The reason I am writing this article is that thanks to Angular, and the Nrwl workspace, I have experienced a mono repo for the first time, and I really like it. I am currently attempting to bring this architecture over to my react app. When I thought about it, I decided, why not have a mono repo for all of my personal projects? For instance, python projects, GraphQL repos, re-usable scripts, micro-services etc. For instance, whenever I learn a new UI technology, I will generally tie it into my pixel illustrator app. So at-least having common logic in a libs folder that can be re-used might be useful, even from a UI perspective. At least for referencing purposes, right?

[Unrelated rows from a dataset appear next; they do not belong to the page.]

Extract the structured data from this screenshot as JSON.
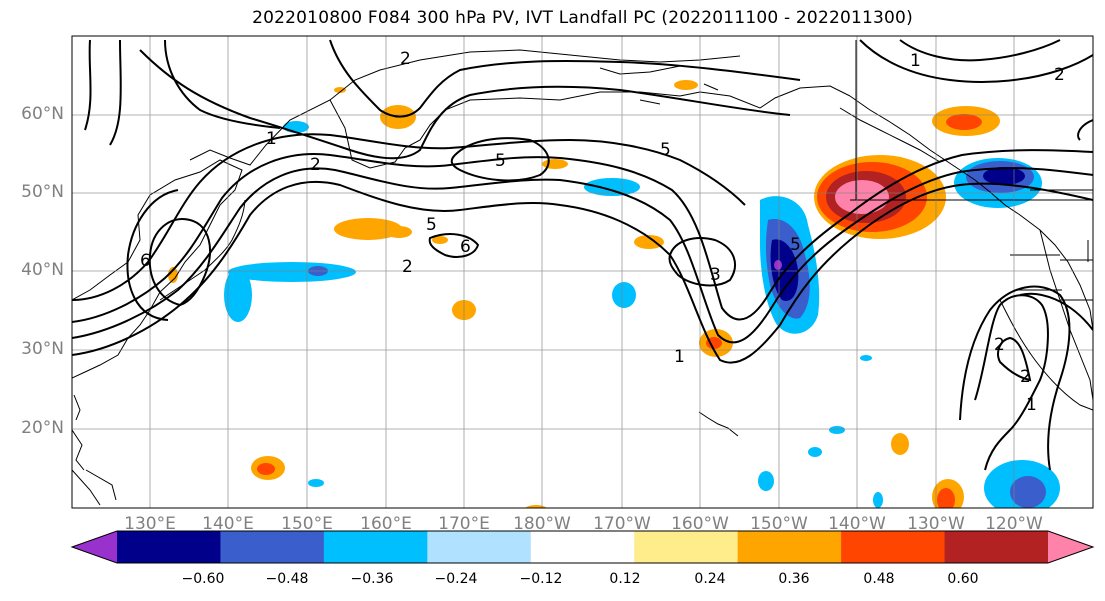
{
  "title": "2022010800 F084 300 hPa PV, IVT Landfall PC (2022011100 - 2022011300)",
  "map": {
    "latitude_labels": [
      "60°N",
      "50°N",
      "40°N",
      "30°N",
      "20°N"
    ],
    "longitude_labels": [
      "130°E",
      "140°E",
      "150°E",
      "160°E",
      "170°E",
      "180°W",
      "170°W",
      "160°W",
      "150°W",
      "140°W",
      "130°W",
      "120°W"
    ],
    "pv_contour_labels": [
      "2",
      "1",
      "2",
      "5",
      "6",
      "5",
      "1",
      "2",
      "5",
      "6",
      "5",
      "3",
      "2",
      "1",
      "1",
      "2",
      "2"
    ]
  },
  "colorbar": {
    "tick_labels": [
      "−0.60",
      "−0.48",
      "−0.36",
      "−0.24",
      "−0.12",
      "0.12",
      "0.24",
      "0.36",
      "0.48",
      "0.60"
    ],
    "colors": [
      "#9932cc",
      "#00008b",
      "#3a5fcd",
      "#00bfff",
      "#b0e2ff",
      "#ffffff",
      "#ffec8b",
      "#ffa500",
      "#ff4500",
      "#b22222",
      "#ff82ab"
    ]
  }
}
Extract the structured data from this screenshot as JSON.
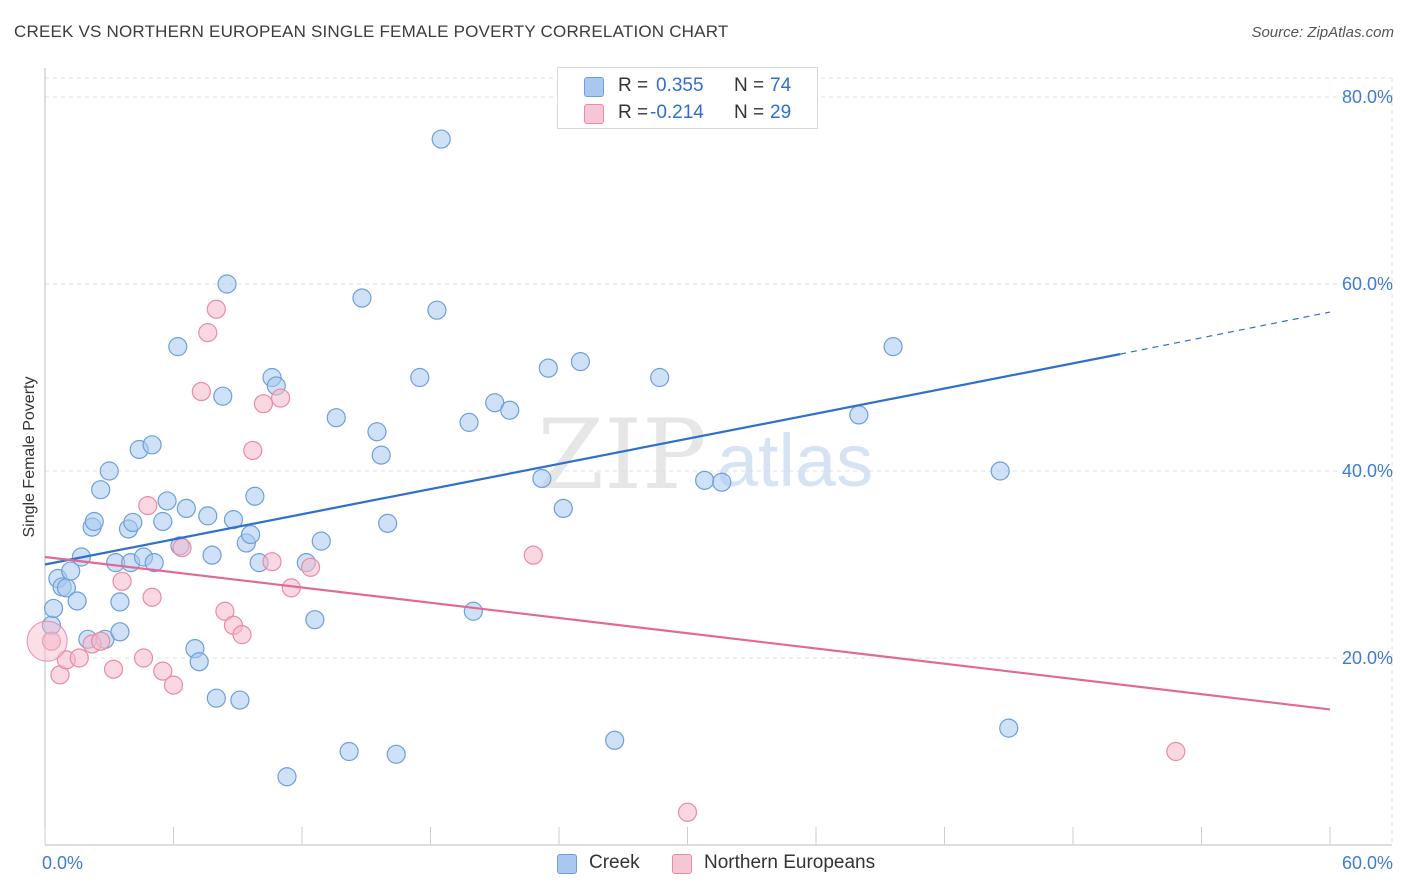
{
  "header": {
    "title": "CREEK VS NORTHERN EUROPEAN SINGLE FEMALE POVERTY CORRELATION CHART",
    "source": "Source: ZipAtlas.com"
  },
  "watermark": {
    "zip": "ZIP",
    "atlas": "atlas"
  },
  "colors": {
    "creek_fill": "#a8c8ef",
    "creek_stroke": "#6f9fd8",
    "creek_line": "#2f70cc",
    "ne_fill": "#f5b8c9",
    "ne_stroke": "#e88ba6",
    "ne_line": "#e06a95",
    "tick_label": "#3f7bd0",
    "grid": "#e2e2e2"
  },
  "stats_legend": [
    {
      "r_label": "R =",
      "r_value": "0.355",
      "n_label": "N =",
      "n_value": "74"
    },
    {
      "r_label": "R =",
      "r_value": "-0.214",
      "n_label": "N =",
      "n_value": "29"
    }
  ],
  "bottom_legend": [
    "Creek",
    "Northern Europeans"
  ],
  "chart_data": {
    "type": "scatter",
    "title": "CREEK VS NORTHERN EUROPEAN SINGLE FEMALE POVERTY CORRELATION CHART",
    "xlabel": "",
    "ylabel": "Single Female Poverty",
    "xlim": [
      0,
      60
    ],
    "ylim": [
      0,
      80
    ],
    "x_tick_labels": [
      "0.0%",
      "60.0%"
    ],
    "y_ticks": [
      20,
      40,
      60,
      80
    ],
    "y_tick_labels": [
      "20.0%",
      "40.0%",
      "60.0%",
      "80.0%"
    ],
    "grid": true,
    "legend_position": "top-center",
    "series": [
      {
        "name": "Creek",
        "r": 0.355,
        "n": 74,
        "trend": {
          "x0": 0,
          "y0": 30.0,
          "x1": 50.2,
          "y1": 52.5,
          "dash_to_x": 60,
          "dash_to_y": 57.0
        },
        "points": [
          [
            0.3,
            23.5
          ],
          [
            0.4,
            25.3
          ],
          [
            0.6,
            28.5
          ],
          [
            0.8,
            27.6
          ],
          [
            1.0,
            27.5
          ],
          [
            1.2,
            29.3
          ],
          [
            1.5,
            26.1
          ],
          [
            1.7,
            30.8
          ],
          [
            2.0,
            22.0
          ],
          [
            2.2,
            34.0
          ],
          [
            2.3,
            34.6
          ],
          [
            2.6,
            38.0
          ],
          [
            2.8,
            22.0
          ],
          [
            3.0,
            40.0
          ],
          [
            3.3,
            30.2
          ],
          [
            3.5,
            26.0
          ],
          [
            3.5,
            22.8
          ],
          [
            3.9,
            33.8
          ],
          [
            4.0,
            30.2
          ],
          [
            4.1,
            34.5
          ],
          [
            4.4,
            42.3
          ],
          [
            4.6,
            30.8
          ],
          [
            5.0,
            42.8
          ],
          [
            5.1,
            30.2
          ],
          [
            5.5,
            34.6
          ],
          [
            5.7,
            36.8
          ],
          [
            6.2,
            53.3
          ],
          [
            6.3,
            32.0
          ],
          [
            6.6,
            36.0
          ],
          [
            7.0,
            21.0
          ],
          [
            7.2,
            19.6
          ],
          [
            7.6,
            35.2
          ],
          [
            7.8,
            31.0
          ],
          [
            8.0,
            15.7
          ],
          [
            8.3,
            48.0
          ],
          [
            8.5,
            60.0
          ],
          [
            8.8,
            34.8
          ],
          [
            9.1,
            15.5
          ],
          [
            9.4,
            32.3
          ],
          [
            9.6,
            33.2
          ],
          [
            9.8,
            37.3
          ],
          [
            10.0,
            30.2
          ],
          [
            10.6,
            50.0
          ],
          [
            10.8,
            49.1
          ],
          [
            11.3,
            7.3
          ],
          [
            12.2,
            30.2
          ],
          [
            12.6,
            24.1
          ],
          [
            12.9,
            32.5
          ],
          [
            13.6,
            45.7
          ],
          [
            14.2,
            10.0
          ],
          [
            14.8,
            58.5
          ],
          [
            15.5,
            44.2
          ],
          [
            15.7,
            41.7
          ],
          [
            16.0,
            34.4
          ],
          [
            16.4,
            9.7
          ],
          [
            17.5,
            50.0
          ],
          [
            18.3,
            57.2
          ],
          [
            18.5,
            75.5
          ],
          [
            19.8,
            45.2
          ],
          [
            20.0,
            25.0
          ],
          [
            21.0,
            47.3
          ],
          [
            21.7,
            46.5
          ],
          [
            23.2,
            39.2
          ],
          [
            23.5,
            51.0
          ],
          [
            24.2,
            36.0
          ],
          [
            25.0,
            51.7
          ],
          [
            26.6,
            11.2
          ],
          [
            28.7,
            50.0
          ],
          [
            30.8,
            39.0
          ],
          [
            31.6,
            38.8
          ],
          [
            38.0,
            46.0
          ],
          [
            39.6,
            53.3
          ],
          [
            44.6,
            40.0
          ],
          [
            45.0,
            12.5
          ]
        ]
      },
      {
        "name": "Northern Europeans",
        "r": -0.214,
        "n": 29,
        "trend": {
          "x0": 0,
          "y0": 30.8,
          "x1": 60.0,
          "y1": 14.5
        },
        "points": [
          [
            0.3,
            21.8
          ],
          [
            0.7,
            18.2
          ],
          [
            1.0,
            19.8
          ],
          [
            1.6,
            20.0
          ],
          [
            2.2,
            21.5
          ],
          [
            2.6,
            21.8
          ],
          [
            3.2,
            18.8
          ],
          [
            3.6,
            28.2
          ],
          [
            4.6,
            20.0
          ],
          [
            4.8,
            36.3
          ],
          [
            5.0,
            26.5
          ],
          [
            5.5,
            18.6
          ],
          [
            6.0,
            17.1
          ],
          [
            6.4,
            31.8
          ],
          [
            7.3,
            48.5
          ],
          [
            7.6,
            54.8
          ],
          [
            8.0,
            57.3
          ],
          [
            8.4,
            25.0
          ],
          [
            8.8,
            23.5
          ],
          [
            9.2,
            22.5
          ],
          [
            9.7,
            42.2
          ],
          [
            10.2,
            47.2
          ],
          [
            10.6,
            30.3
          ],
          [
            11.0,
            47.8
          ],
          [
            11.5,
            27.5
          ],
          [
            12.4,
            29.7
          ],
          [
            22.8,
            31.0
          ],
          [
            30.0,
            3.5
          ],
          [
            52.8,
            10.0
          ]
        ]
      }
    ]
  }
}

Around this time I realized, while yes, I see the value of a mono repo, I really don’t have the handle on a mono repo that I really wanted. I intuitively understand that the value of a mono repo, isn’t simply having all of my projects under a single repository. There are other benefits that it can bring. This article is a result of that. Really wanted to understand the benefits. I will be honest, perhaps it was for selfish reasons, so that I have a public place to reference. However, maybe you will be able to benefit equally. In which case, good, I am happy to help.
After doing quite a bit of research, the authoritative benefits of a mono repo, can be found here. It is an article entitled, “Why Google stores billions of lines of code in a single repository” by Rachel Potvin and Josh Levenberg. The title is self-explanatory.
It brings up the following eight points, as to why they use a mono repo, and why they promote it.
There is no confusion about which repository hosts the authoritative version of a file.
Extensive code sharing and reuse.
This one I can speak for personally. By having a libs folder with common components, fragmentation is less common.
Simplified dependency management
There is no such thing as versions. Once an edit is made it is propagated down the entire pipeline.
Ability to change one specific file, and have it affect thousands.
Large scale refactoring
Refactoring one place once will affect other places as well. In addition, the ability to use something like Rosie(we will get to Rosie) to patch all files at the same time.
Collaboration across teams
Somewhat tied to extensive code sharing and reuse. If all code is in a visible libs folder, one has the ability to look at logs, see who is responsible for the codebase, see codeowners, and ask to make a certain edit using a company communication channel such as slack. Once again, I have personally experienced this one and can say it is much more effective when using a mono repo vs. a multi-repo.
Flexible code ownership
Being that every folder has a code ownership file that determines who the code owners of a code base is, a commit always triggers those code owners to take a look. The system can handle code ownership for us.
Other teams can easily go into other repositories and see how things are being done.
Great, so the above has me convinced. I’ve seen a similar article suggest that many of the above can be applied with a multi-repo. I respectfully humbly disagree, and perhaps I misunderstood the author’s intent. The point of a mono-repo isn’t so much so to do things which a multi-repo cannot, but rather to make it easier. To that, I can personally attest to it.
Ok, great, so at this point, I pretty much understood at a high level, that my mono repo should allow for the above to happen. However, out of curiosity's sake, I wanted to know the tools that Google and Facebook use for the above. To make sure that my architecture is similar.
In order for a mono repo to properly work at a very large scale, language-agnostic, the following tools are needed:
- A custom version control system(Google’s Piper, Facebook’s use of Mercurial)
- Client in the cloud(Ability to browse files, without having them actually there on your device)
- Code review tool(Github will suffice, for starters)
- Fast, indexed regex search over large file trees
- Program Analysis Ecosystem
- Pre-submits and post-submits
- Patching large amounts of files. I.e. A large backward-compatible change is made first. Once it is complete, a second smaller change can be made to remove the original pattern that is no longer referenced. (For instance, Google uses Rosie)
- Trunk based development
A Quick Pause
It’s important to realize that there are two different types of mono repos:
- Huge repositories containing all the code contained by a company.
- Project-specific mono-repos(Angular, React, Babel)
Open Source Tooling
Allows for Lerna bootstrap, which will symlink all Lerna packages that are dependencies of each other. In addition, Lerna Publish, which will by default update all packages simultaneously.
Handles having all dependencies linked together. All dependencies therefore installed together. In addition, yarn will use a singular lock file for each.
Allows use import namespaces, specific to the directory file path.
In addition, as my mono repo becomes more difficult to manage and move beyond numerous packages.
When mono repo gets large enough for compiling code specific to changes you have made.
That would be it. There is much more to discover, but I am definitely happy with this for now.